O ministro não descarta, portanto, que a gravação tenha sido destruída e que a AGU esteja, obliquamente, escondendo esse fato. Somente a entrega da íntegra do vídeo pode esclarecer tudo e permitir a Celso tomar uma decisão restrita à extensão da publicidade a ser conferida à gravação.
Batendo na porta
A Presidência tem até o fim desta sexta-feira (8/5) para cumprir a determinação do ministro Celso de Mello e entregar a íntegra do vídeo gravado durante a reunião do dia 22 de abril, no Palácio do Planalto. Dois pedidos da Advocacia Geral da União (AGU) tentam suspender a entrega do material ou enviar à Corte um vídeo editado.
De acordo com uma fonte no Supremo, a decisão de momento do magistrado é ignorar esses pedidos e deixar o prazo vencer. Caso a AGU não envie o vídeo, Celso de Mello pode solicitar que a Polícia Federal vá até o Planalto recolher o arquivo da gravação, se preciso, com a apreensão de computadores, pen drives e fitas de vídeo.
A operação seria realizada no arquivos da Secretaria de Comunicação da Presidência (Secom), onde se avalia que está armazenado conteúdo que foi registrado para posterior divulgação, e por isso, não teria caráter de sigilo.
Existem dois pedidos para que o vídeo seja entregue na íntegra, um dos advogados do ex-ministro Sergio Moro e outro do advogado Ricardo Bretanha Schmidt.

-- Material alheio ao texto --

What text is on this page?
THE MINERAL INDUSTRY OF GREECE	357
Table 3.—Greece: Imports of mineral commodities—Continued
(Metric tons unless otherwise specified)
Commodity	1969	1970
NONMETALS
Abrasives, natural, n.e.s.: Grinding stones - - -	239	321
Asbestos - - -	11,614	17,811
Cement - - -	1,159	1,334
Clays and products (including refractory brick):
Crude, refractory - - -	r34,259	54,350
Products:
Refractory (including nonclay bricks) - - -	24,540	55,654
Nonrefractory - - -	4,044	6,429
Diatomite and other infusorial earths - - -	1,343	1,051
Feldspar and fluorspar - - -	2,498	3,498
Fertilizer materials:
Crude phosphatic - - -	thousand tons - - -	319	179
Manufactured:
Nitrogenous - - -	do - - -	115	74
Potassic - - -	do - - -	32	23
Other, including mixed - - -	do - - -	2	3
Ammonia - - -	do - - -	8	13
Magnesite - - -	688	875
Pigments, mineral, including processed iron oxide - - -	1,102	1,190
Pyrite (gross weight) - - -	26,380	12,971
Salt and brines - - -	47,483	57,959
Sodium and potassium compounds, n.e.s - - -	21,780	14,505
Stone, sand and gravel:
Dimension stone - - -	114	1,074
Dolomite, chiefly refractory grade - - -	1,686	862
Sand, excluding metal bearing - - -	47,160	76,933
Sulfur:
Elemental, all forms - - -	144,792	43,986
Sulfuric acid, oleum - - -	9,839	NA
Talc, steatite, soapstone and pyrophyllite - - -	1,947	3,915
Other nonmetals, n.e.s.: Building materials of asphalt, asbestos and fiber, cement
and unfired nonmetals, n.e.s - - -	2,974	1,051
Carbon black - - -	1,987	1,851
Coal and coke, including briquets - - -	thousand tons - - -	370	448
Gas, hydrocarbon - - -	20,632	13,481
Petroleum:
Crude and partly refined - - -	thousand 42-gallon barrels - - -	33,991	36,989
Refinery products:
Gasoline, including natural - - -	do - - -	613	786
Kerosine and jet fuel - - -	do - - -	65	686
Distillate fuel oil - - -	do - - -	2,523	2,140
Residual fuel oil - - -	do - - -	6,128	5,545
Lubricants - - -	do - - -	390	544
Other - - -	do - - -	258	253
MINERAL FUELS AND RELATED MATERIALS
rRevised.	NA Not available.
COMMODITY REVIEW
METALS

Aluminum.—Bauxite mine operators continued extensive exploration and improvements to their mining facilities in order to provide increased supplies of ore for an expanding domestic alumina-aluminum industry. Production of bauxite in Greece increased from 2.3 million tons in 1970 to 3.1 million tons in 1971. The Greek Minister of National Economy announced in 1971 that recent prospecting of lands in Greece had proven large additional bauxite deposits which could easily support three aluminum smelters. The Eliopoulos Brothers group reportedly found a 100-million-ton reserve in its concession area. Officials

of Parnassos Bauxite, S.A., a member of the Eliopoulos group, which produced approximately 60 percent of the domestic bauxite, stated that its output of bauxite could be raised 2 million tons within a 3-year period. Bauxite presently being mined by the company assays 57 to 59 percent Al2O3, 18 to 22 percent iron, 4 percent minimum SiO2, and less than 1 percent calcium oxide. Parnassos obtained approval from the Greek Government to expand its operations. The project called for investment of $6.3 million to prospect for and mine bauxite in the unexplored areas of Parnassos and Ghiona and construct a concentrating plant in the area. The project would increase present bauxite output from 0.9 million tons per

Em depoimento, Moro detalha a pressão sofrida por mudanças na PF
As imagens se referem à reunião entre Moro, Bolsonaro e demais ministros do governo. No encontro, de acordo com o ex-ministro da Justiça, o presidente pediu acesso a relatórios de inteligência policial e exigiu a troca na superintendência da PF no Rio, ameaçando demitir Moro se a determinação não fosse cumprida.